Ruwer or Ruwerthal is a wine-growing district (Bereich) at the Ruwer (river) near Trier, Germany. It is a district of the Mosel region, which used to be called Mosel-Saar-Ruwer.

The Romans produced wine in the Ruwer region since the 2nd century.

==Villages and vineyards==
- Ruwer/Eitelsbach: Karthäuserhofberg, Sonnenberg, Marienholz, Maximiner, Domherrenberg.
- Mertesdorf: Maximin Grünhaus: Bruderberg, Abtsberg, Herrenberg; Lorenzhöfer Mäuerchen, Lorenzhöfer Felslay, Johannisberg, Herrenberg;
- Kasel: Herrenberg, Dominikanerberg, Kehrnagel, Hitzlay, Nieschen, Paulinsberg, Timpert.
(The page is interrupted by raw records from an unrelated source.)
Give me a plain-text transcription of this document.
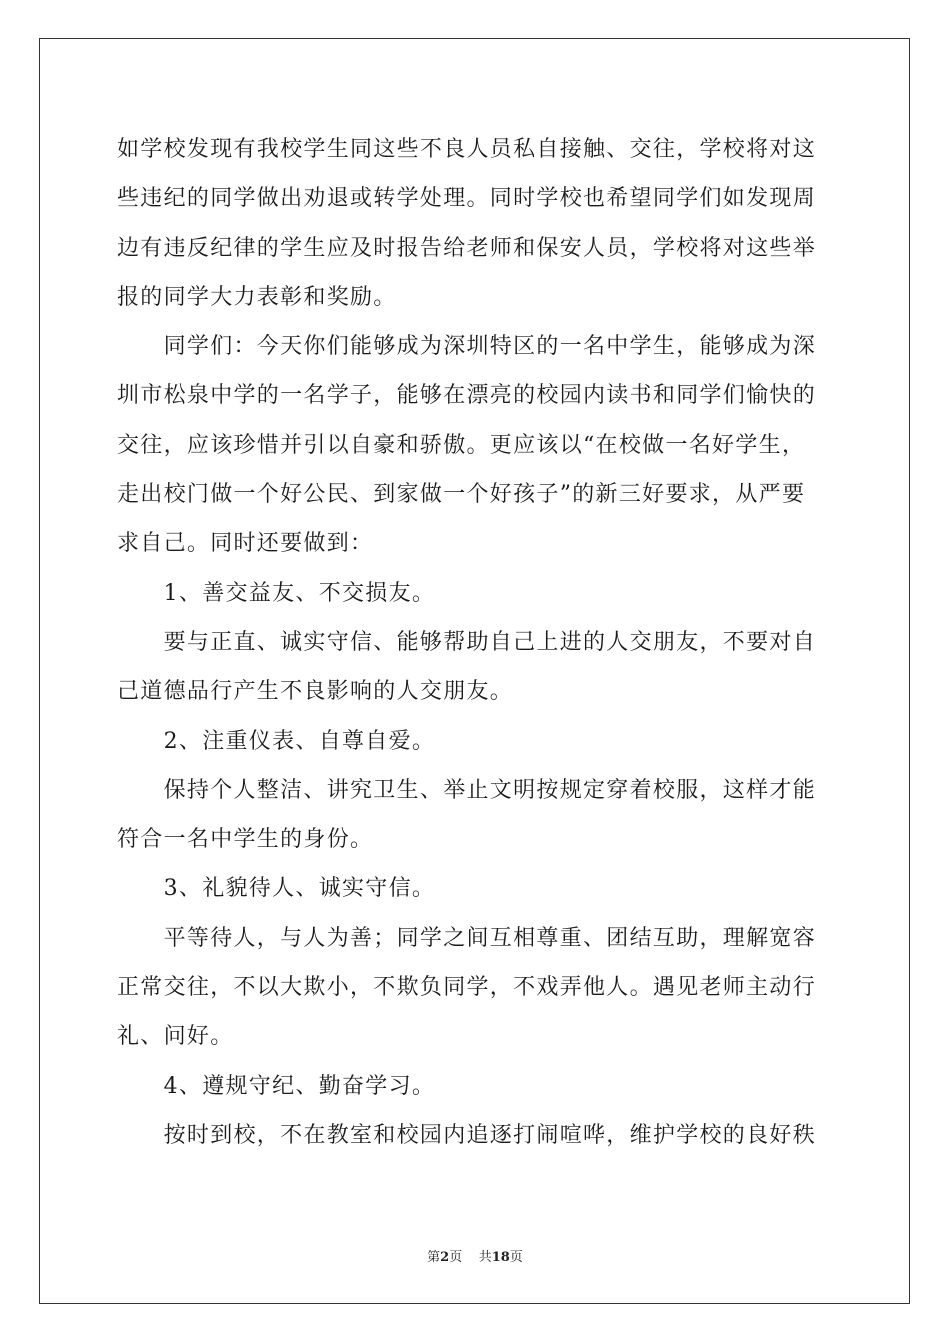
如学校发现有我校学生同这些不良人员私自接触、交往，学校将对这
些违纪的同学做出劝退或转学处理。同时学校也希望同学们如发现周
边有违反纪律的学生应及时报告给老师和保安人员，学校将对这些举
报的同学大力表彰和奖励。
　　同学们：今天你们能够成为深圳特区的一名中学生，能够成为深
圳市松泉中学的一名学子，能够在漂亮的校园内读书和同学们愉快的
交往，应该珍惜并引以自豪和骄傲。更应该以“在校做一名好学生，
走出校门做一个好公民、到家做一个好孩子”的新三好要求，从严要
求自己。同时还要做到：
　　1、善交益友、不交损友。
　　要与正直、诚实守信、能够帮助自己上进的人交朋友，不要对自
己道德品行产生不良影响的人交朋友。
　　2、注重仪表、自尊自爱。
　　保持个人整洁、讲究卫生、举止文明按规定穿着校服，这样才能
符合一名中学生的身份。
　　3、礼貌待人、诚实守信。
　　平等待人，与人为善；同学之间互相尊重、团结互助，理解宽容
正常交往，不以大欺小，不欺负同学，不戏弄他人。遇见老师主动行
礼、问好。
　　4、遵规守纪、勤奋学习。
　　按时到校，不在教室和校园内追逐打闹喧哗，维护学校的良好秩
第2页 共18页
- Waldrach: Heiligenhäuschen, Hubertusberg, Sonnenberg, Jungfernberg, Krone, Laurentiusberg, Ehrenberg, Doktorberg, Meisenberg, Jesuitengarten, Kurfürstenberg.
- Morscheid: Heiligenhäuschen, Dominikanerberg.
- Riveris: Kuhnchen, Heiligenhäuschen.